В дальнем конце зала находился фонтан, из которого лилась темная жидкость, подсвеченная цветными лампами, пульсировавшими в такт музыке. За фонтаном в синем луче стоял не кто иной, как Бобби Акоста. Он держал в руках огромный золотой кубок, украшенный гигантским красным камнем, и наполнял из него стаканы проходивших мимо него танцоров. Он улыбался шире, чем следовало бы, очевидно, желая продемонстрировать окружающим произведение стоматологического искусства, сделанное доктором Лоноффом. Он поднял кубок над головой и окинул комнату восторженным взглядом; к несчастью, среди собравшихся он заметил Дебору. Он застыл на месте от ужаса, его рука задрожала, и содержимое кубка выплеснулось. Столпившиеся вокруг него люди нетерпеливо подносили стаканы и чуть ли не прыгали на месте, но Бобби никак не реагировал на них и видел только Дебору. Наконец он выронил кубок и рванул к черному ходу. Дебора выругалась и побежала за ним, лавируя между танцорами. У меня не было иного выхода, кроме как последовать за ней в толпу бешено извивающихся людей.
Танцоры плотной толпой двигались в одном направлении, и Дебора хотела пробиться сквозь них напрямик, чтобы попасть в коридор, куда скрылся Бобби Акоста. Нас хватали те, мимо кого мы пробирались. Худая рука с накрашенными черным лаком ногтями поднесла к моему лицу бокал и плеснула чем-то мне на грудь. Я проследил взглядом и обнаружил, что рука принадлежит стройной девушке в футболке с надписью «Тим Эдвард». Она призывно облизнула покрытые черной помадой губы. В этот момент меня сильно толкнули сзади, и я повернулся к моей сестре.
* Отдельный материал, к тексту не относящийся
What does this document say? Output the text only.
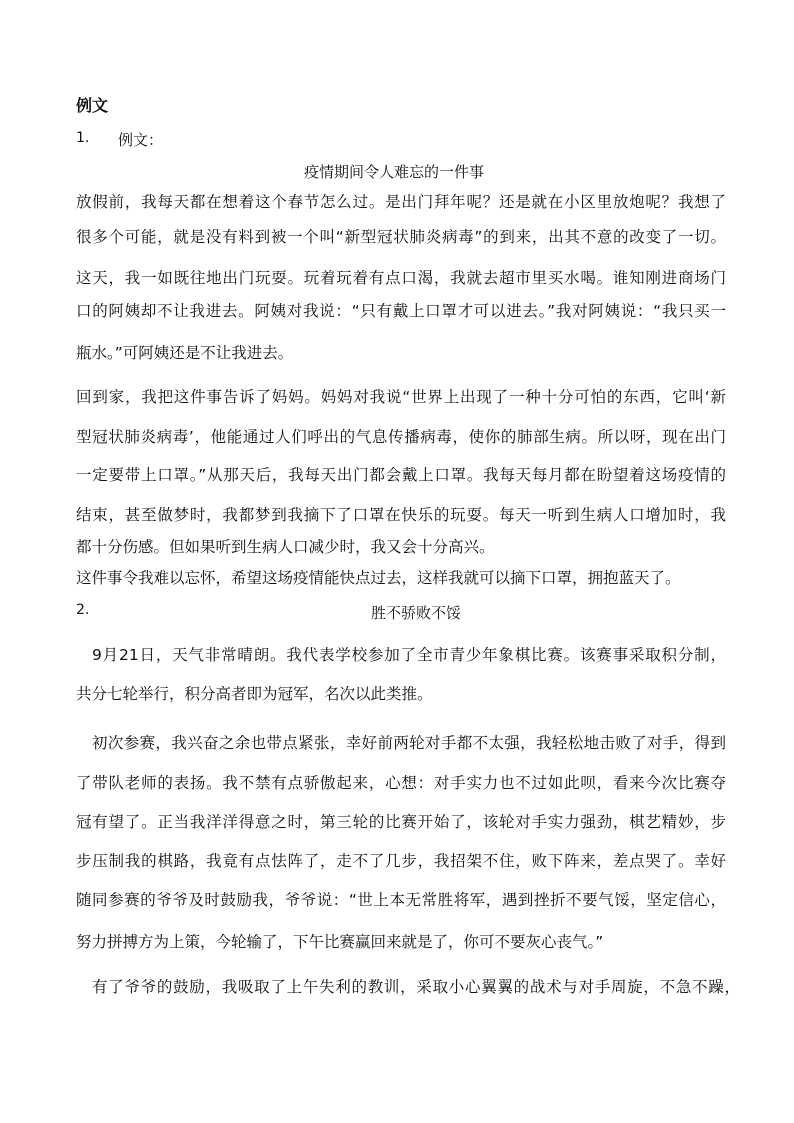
例文
1. 例文：
疫情期间令人难忘的一件事
放假前，我每天都在想着这个春节怎么过。是出门拜年呢？还是就在小区里放炮呢？我想了
很多个可能，就是没有料到被一个叫“新型冠状肺炎病毒”的到来，出其不意的改变了一切。
这天，我一如既往地出门玩耍。玩着玩着有点口渴，我就去超市里买水喝。谁知刚进商场门
口的阿姨却不让我进去。阿姨对我说：“只有戴上口罩才可以进去。”我对阿姨说：“我只买一
瓶水。”可阿姨还是不让我进去。
回到家，我把这件事告诉了妈妈。妈妈对我说“世界上出现了一种十分可怕的东西，它叫‘新
型冠状肺炎病毒’，他能通过人们呼出的气息传播病毒，使你的肺部生病。所以呀，现在出门
一定要带上口罩。”从那天后，我每天出门都会戴上口罩。我每天每月都在盼望着这场疫情的
结束，甚至做梦时，我都梦到我摘下了口罩在快乐的玩耍。每天一听到生病人口增加时，我
都十分伤感。但如果听到生病人口减少时，我又会十分高兴。
这件事令我难以忘怀，希望这场疫情能快点过去，这样我就可以摘下口罩，拥抱蓝天了。
2.	胜不骄败不馁
9月21日，天气非常晴朗。我代表学校参加了全市青少年象棋比赛。该赛事采取积分制，
共分七轮举行，积分高者即为冠军，名次以此类推。
初次参赛，我兴奋之余也带点紧张，幸好前两轮对手都不太强，我轻松地击败了对手，得到
了带队老师的表扬。我不禁有点骄傲起来，心想：对手实力也不过如此呗，看来今次比赛夺
冠有望了。正当我洋洋得意之时，第三轮的比赛开始了，该轮对手实力强劲，棋艺精妙，步
步压制我的棋路，我竟有点怯阵了，走不了几步，我招架不住，败下阵来，差点哭了。幸好
随同参赛的爷爷及时鼓励我，爷爷说：“世上本无常胜将军，遇到挫折不要气馁，坚定信心，
努力拼搏方为上策，今轮输了，下午比赛赢回来就是了，你可不要灰心丧气。”
有了爷爷的鼓励，我吸取了上午失利的教训，采取小心翼翼的战术与对手周旋，不急不躁，
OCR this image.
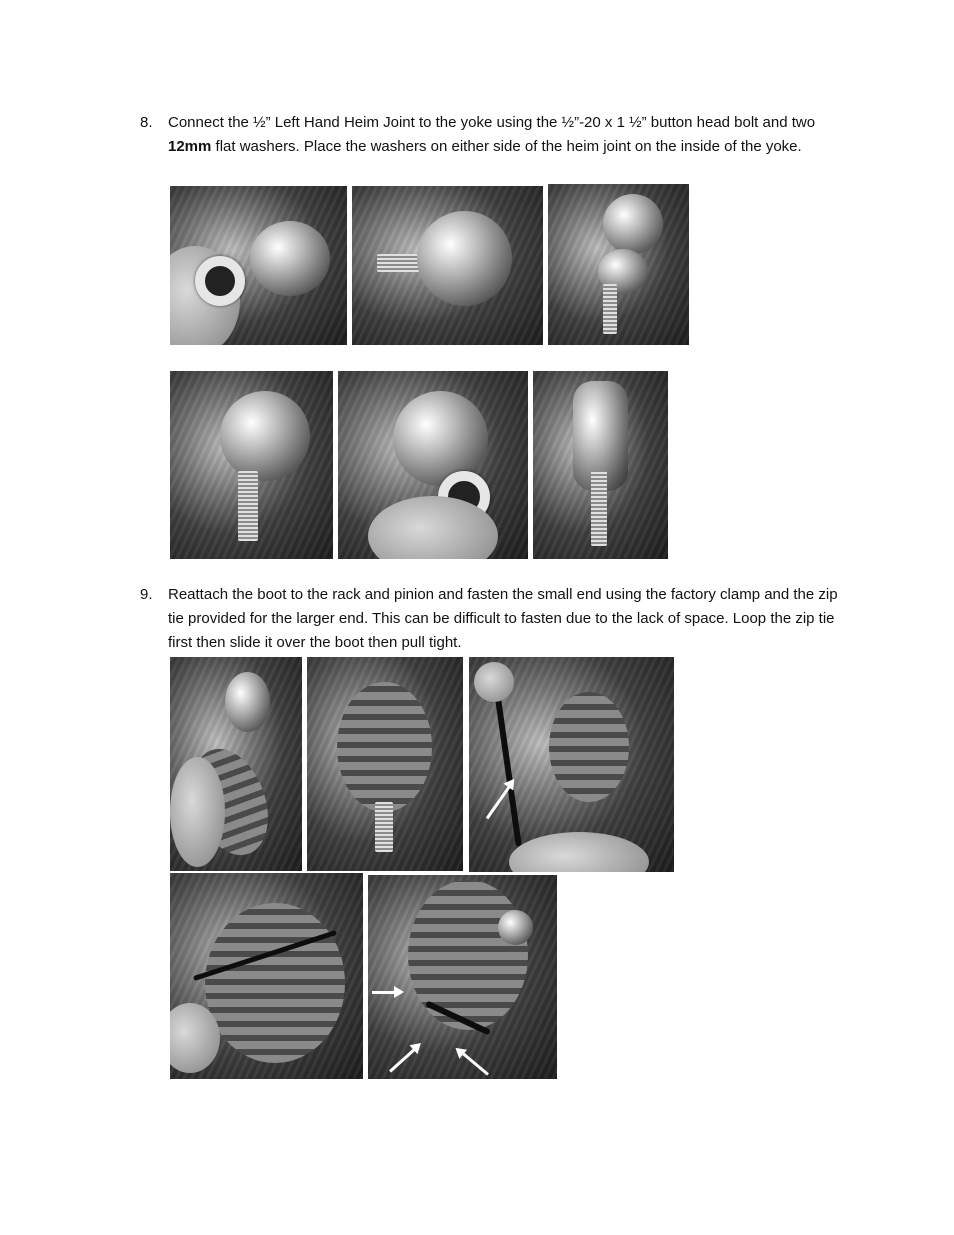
8. Connect the ½” Left Hand Heim Joint to the yoke using the ½”-20 x 1 ½” button head bolt and two 12mm flat washers. Place the washers on either side of the heim joint on the inside of the yoke.
9. Reattach the boot to the rack and pinion and fasten the small end using the factory clamp and the zip tie provided for the larger end. This can be difficult to fasten due to the lack of space. Loop the zip tie first then slide it over the boot then pull tight.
Большой парень с совершенно отсутствующим взглядом, одетый в плащ поверх голого торса, пытался разорвать блузку на Деб. Она остановилась на мгновение только для того, чтобы найти точку опоры и получше врезать ему в челюсть, после чего продолжила путь. Несколько человек рядом с нами радостно закричали и принялись толкаться сильнее; все остальные услышали их, и в мгновение ока толпа, ритмично выкрикивая что-то вроде «Хай! Хай! Хай!», начала выдавливать нас к выходу, к двери, охраняемой Ларчем, через которую мы вошли.
Дебора пыталась сопротивляться, и я видел по ее губам, что она вспоминает все свои любимые ругательства, но от этого не было толку. Нас медленно вытолкали с танцпола, и когда мы оказались там, откуда пришли, пара сильных рук схватила нас за плечи и как маленьких детей вытащила в холл.
Я оглянулся, чтобы посмотреть на наших спасителей, и увидел двух на редкость здоровенных парней: белого и чернокожего. Фрачные рубашки без рукавов обнажали их не в меру развитые мышцы. Длинные блестящие волосы чернокожего были собраны в хвост, перевязанный чем-то похожим на бусы из человеческих зубов. Белый оказался выбрит наголо и носил в одном ухе большую золотую серьгу в виде черепа. Оба они выглядели вполне способными оторвать нам головы, если бы кто-то решил им это поручить.
Рядом с ними появился человек, от которого вполне могло исходить подобное поручение. Если привратник был Ларчем, то сейчас нашим взорам предстал сам Гомес Адамс: сорок лет, темные волосы, костюм в полоску, кроваво-красная роза в петлице и тоненькие усики. Но это был очень рассерженный Гомес. Он ткнул пальцем Деборе в плечо и сказал, пытаясь перекричать музыку:
— У вас нет права здесь находиться! Это злоупотребление властью; мои адвокаты ухватят вас за задницу.
Он глянул на меня и отвел взгляд, но тут же, будто спохватившись, посмотрел более пристально. Наши глаза встретились, и температура вокруг нас, казалось, упала на несколько градусов. Шелестя кожистыми крыльями, Пассажир поднялся со своего места и прошептал предупреждение. Между нами возник призрак некой черной рептилии, и в моем мозгу сложилась забытая головоломка. Я вспомнил, где видел название клуба — в недавно уничтоженной папке со списком кандидатов в товарищи по играм. И теперь я зная, что за хищник стоит передо мной.